Si tratta dell’ennesimo colpo di scena nella vicenda che vede contrapposti il Gruppo guidato da Pier Silvio Berlusconi e il socio francese, ai ferri corti da quasi cinque anni dopo il mancato acquisto da parte di Vivendi di Mediaset Premium, nonostante un precedente accordo. All’udienza davanti al Tar del 16 dicembre, infatti, l’Italia, tramite l’Avvocatura generale dello Stato, aveva chiesto di rinviare la decisione sull’opportunità di scongelare la partecipazione di Vivendi in Mediaset, poiché dal mantenimento della situazione precedente non sarebbe derivato un pregiudizio irreparabile per il gruppo che fa capo a Vincent Bollorè, che in caso di convocazione di assemblee di Mediaset per operazioni straordinarie avrebbe comunque potuto chiedere ai giudici di revocare lo stop.

 

Una richiesta a cui, in udienza, si erano accodati i legali di Mediaset, che in alternativa avevano chiesto di respingere il ricorso di Vivendi.
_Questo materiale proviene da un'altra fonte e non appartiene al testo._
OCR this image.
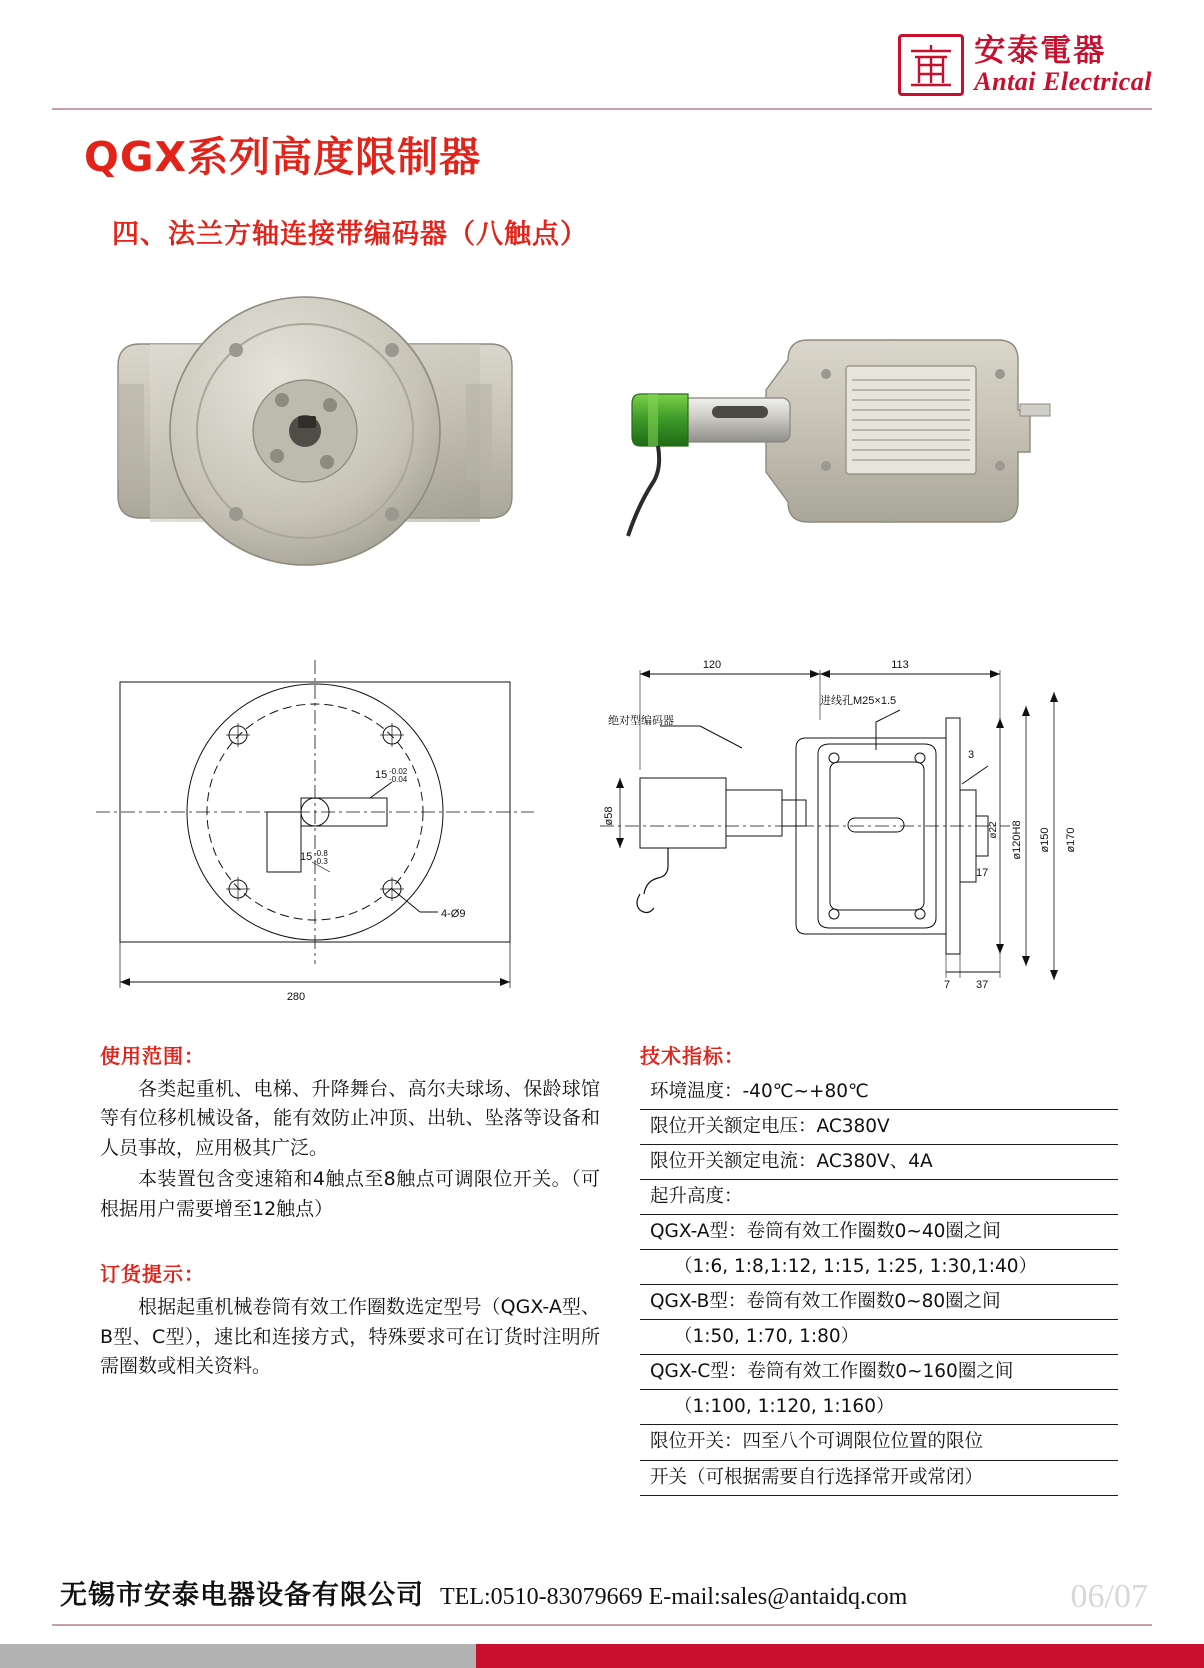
安泰電器
Antai Electrical
QGX系列高度限制器
四、法兰方轴连接带编码器（八触点）
280
4-Ø9
15 -0.02
-0.04
15 -0.8
-0.3
120	113
绝对型编码器
进线孔M25×1.5
ø58
ø22 ø120H8 ø150 ø170
3
17
7 37
使用范围：

各类起重机、电梯、升降舞台、高尔夫球场、保龄球馆等有位移机械设备，能有效防止冲顶、出轨、坠落等设备和人员事故，应用极其广泛。

本装置包含变速箱和4触点至8触点可调限位开关。（可根据用户需要增至12触点）

订货提示：

根据起重机械卷筒有效工作圈数选定型号（QGX-A型、B型、C型），速比和连接方式，特殊要求可在订货时注明所需圈数或相关资料。

技术指标：
环境温度：-40℃~+80℃
限位开关额定电压：AC380V
限位开关额定电流：AC380V、4A
起升高度：
QGX-A型：卷筒有效工作圈数0~40圈之间
（1:6, 1:8,1:12, 1:15, 1:25, 1:30,1:40）
QGX-B型：卷筒有效工作圈数0~80圈之间
（1:50, 1:70, 1:80）
QGX-C型：卷筒有效工作圈数0~160圈之间
（1:100, 1:120, 1:160）
限位开关：四至八个可调限位位置的限位
开关（可根据需要自行选择常开或常闭）
无锡市安泰电器设备有限公司 TEL:0510-83079669 E-mail:sales@antaidq.com	06/07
Di tutt’altro avviso i francesi, che invece avevano insistito per l’annullamento del provvedimento emanato nel 2017 dell’Agcom in applicazione dell’articolo 43 della Legge Gasparri, come stabilito dai giudici europei.

 

Nella sentenza pubblicata oggi il Tar accoglie in pieno le ragioni di Vivendi, stabilendo che la Corte di Giustizia Ue ha affermato che la libertà di stabilimento sancita dai trattati europei contrasta con l’articolo 43 della legge Gasparri e va pertanto disapplicata. “Occorre concludere – scrivono i giudici – che la delibera gravata poggia le proprie basi su di una norma interna di cui la sentenza della Corte di Giustizia del 3 settembre 2020 impone la disapplicazione, con conseguente applicazione dell’art. 49 del Tfue (Trattato sul funzionamento dell’Unione europea, ndr) alla fattispecie”.

 

In ballo, come detto, c’era la possibilità per la media company francese di poter far valere nelle assemblee di Mediaset i diritti di voto derivanti dal 29,9% di azioni del Biscione. Non è infatti in discussione alcuna scalata, visto che la maggioranza in mano a Fininvest non rende l’azienda contendibile. Ma poter disporre di un 29,9% anziché di un 9,9%, in una fase di scontro legale a tutto campo fra i due soci presenta indubbi vantaggi per i francesi che fin qui hanno sempre rifiutato la possibilità di un accordo stragiudiziale con Mediaset con un congruo risarcimento per il mancato acquisto di Premium nel 2016.

 

Una linea confermata dai francesi anche nelle scorse settimane, con una lettera inviata al governo per protestare contro l’emendamento cosiddetto ‘salva Mediaset’ e una denuncia alla Commissione europea, primo passo di una procedura che un domani potrebbe anche portare al riconoscimenti di una infrazione da parte dello Stato italiano.

 

A complicare il quadro era arrivato, il 12 dicembre, l’avviso di conclusione indagini della Procura di Milano a Vincent Bolloré e all’ad di Vivendi Arnaud de Puyfontaine per manipolazione del mercato e ostacolo proprio in relazione agli acquisti di azioni Mediaset effettuati nel 2016. Un’accusa che potrebbe sfociare in un processo e che preoccupa non poco i vertici del colosso francese.

 

La palla torna adesso all’Agcom, chiamata a valutare il nuovo quadro normativo alla luce della cosiddetta norma ‘Salva Mediaset’, attraverso una interpretazione conforme ai trattati europei. In attesa della nuova istruttoria c’è da scommettere che la battaglia legale proseguirà davanti al Consiglio di Stato. I legali che assistono Mediaset stanno già valutando il ricorso.